California Deficiency Judgment? Take Heart!

One of the less discussed negatives (after losing or short selling your home)is what's called a deficiency judgment. Simply described, this is when a homeowner sells his home short or loses it to foreclosure and the bank involved still ends up getting less than the amount of the outstanding mortgage. They go to court and get a judgment against the former owner for the difference--a deficiency judgment--which means that the owner hasn't suffered enough yet, but must also pay what's left that wasn't recovered in the sale or foreclosure of the home. California has had for years a law that partly shields the homeowner from this ignominious fate. It's called the One Action Rule, and basically says that in many cases (check your atty to see if you benefit), the lender gets "one bite of the apple" on a foreclosure--if the house doesn't cover the debt, the bank's stuck. It doesn't get to come back to you and hold out its hand for the difference. Well, this summer, California broadened this consumer protection. Previously, the courts in the Golden State ruled that although the rule didn't allow the lender to pursue the shortage, it didn't extinguish the debt. Bootstrapping onto that many lenders have handed out the deficiencies to credit collectors, or filed suit in court top get the amount they were left short of.

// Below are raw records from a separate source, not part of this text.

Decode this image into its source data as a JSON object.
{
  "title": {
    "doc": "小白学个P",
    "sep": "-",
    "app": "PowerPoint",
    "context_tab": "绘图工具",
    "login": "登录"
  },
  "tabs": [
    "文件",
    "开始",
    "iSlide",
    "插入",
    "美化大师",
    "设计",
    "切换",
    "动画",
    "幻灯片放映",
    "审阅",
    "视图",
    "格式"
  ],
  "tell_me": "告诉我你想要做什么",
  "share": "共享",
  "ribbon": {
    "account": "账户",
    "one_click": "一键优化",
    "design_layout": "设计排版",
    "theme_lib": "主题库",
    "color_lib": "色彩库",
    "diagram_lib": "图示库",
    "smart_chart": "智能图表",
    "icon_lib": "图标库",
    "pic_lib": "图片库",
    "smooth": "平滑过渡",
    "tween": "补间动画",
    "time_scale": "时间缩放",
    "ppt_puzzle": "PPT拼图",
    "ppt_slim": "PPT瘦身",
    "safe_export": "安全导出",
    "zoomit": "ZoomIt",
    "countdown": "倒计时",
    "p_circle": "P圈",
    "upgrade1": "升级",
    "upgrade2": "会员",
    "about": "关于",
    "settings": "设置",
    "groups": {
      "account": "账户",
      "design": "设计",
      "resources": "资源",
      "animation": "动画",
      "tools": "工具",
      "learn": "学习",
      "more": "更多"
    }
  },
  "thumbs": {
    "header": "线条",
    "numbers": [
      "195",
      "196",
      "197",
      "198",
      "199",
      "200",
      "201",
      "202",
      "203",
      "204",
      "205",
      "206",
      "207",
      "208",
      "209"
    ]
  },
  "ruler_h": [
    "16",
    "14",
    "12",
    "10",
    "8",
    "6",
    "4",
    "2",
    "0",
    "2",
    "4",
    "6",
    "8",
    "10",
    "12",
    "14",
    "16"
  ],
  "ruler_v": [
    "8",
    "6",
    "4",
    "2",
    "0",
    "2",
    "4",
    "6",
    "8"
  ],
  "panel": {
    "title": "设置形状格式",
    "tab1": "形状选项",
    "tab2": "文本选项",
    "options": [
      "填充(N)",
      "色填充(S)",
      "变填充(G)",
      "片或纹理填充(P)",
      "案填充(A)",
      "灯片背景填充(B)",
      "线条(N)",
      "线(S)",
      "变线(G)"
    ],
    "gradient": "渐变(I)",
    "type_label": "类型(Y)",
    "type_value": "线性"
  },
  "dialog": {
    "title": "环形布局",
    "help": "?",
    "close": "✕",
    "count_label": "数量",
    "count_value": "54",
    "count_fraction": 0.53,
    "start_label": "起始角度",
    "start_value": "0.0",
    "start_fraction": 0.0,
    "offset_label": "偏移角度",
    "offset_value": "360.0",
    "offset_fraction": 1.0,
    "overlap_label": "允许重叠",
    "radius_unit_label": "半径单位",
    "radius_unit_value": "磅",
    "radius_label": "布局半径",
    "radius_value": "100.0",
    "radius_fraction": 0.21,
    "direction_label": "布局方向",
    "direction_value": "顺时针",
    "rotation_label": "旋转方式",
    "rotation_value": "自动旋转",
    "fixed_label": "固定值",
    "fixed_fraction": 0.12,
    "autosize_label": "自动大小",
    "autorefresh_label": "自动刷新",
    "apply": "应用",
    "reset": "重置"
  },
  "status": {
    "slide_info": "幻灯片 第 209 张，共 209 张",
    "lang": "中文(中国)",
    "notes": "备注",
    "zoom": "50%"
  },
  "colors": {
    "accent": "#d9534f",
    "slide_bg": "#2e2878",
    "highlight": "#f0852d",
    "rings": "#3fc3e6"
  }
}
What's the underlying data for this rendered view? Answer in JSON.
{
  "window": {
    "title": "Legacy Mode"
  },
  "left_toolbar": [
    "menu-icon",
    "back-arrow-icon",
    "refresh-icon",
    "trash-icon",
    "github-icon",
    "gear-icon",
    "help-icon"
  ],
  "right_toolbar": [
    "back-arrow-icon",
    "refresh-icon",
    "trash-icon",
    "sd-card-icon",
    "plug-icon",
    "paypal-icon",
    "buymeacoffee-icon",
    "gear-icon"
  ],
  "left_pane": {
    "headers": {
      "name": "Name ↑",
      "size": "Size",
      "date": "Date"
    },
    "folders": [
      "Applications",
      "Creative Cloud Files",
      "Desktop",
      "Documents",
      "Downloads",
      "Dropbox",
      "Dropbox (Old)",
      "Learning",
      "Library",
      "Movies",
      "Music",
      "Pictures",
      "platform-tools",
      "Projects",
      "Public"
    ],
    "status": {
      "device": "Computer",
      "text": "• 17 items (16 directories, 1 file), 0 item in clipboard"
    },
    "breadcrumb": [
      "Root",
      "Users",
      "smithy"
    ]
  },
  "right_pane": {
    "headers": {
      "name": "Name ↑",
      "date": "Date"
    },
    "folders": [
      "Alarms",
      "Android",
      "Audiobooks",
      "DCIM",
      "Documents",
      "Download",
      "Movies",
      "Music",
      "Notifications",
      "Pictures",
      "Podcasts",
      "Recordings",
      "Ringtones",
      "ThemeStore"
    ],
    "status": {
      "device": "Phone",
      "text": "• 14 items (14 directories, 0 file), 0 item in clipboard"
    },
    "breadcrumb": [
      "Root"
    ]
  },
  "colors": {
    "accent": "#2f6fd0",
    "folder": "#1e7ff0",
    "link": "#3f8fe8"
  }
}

Under new legislation, this is now banned. Many lenders and collectors have so far ignored the change in law, but all that does is potentially set up a cause of action for the former homeowner being pestered for the deficiency to sue whoever's chasing him/her for the harassment of trying to collect on the debt. SO, if you fit the situation of prior foreclosure with a deficiency in what the lender was able to collect and are being hounded, call your attorney. You may come up with some unexpected cash to soothe your aggravation. As always, good luck.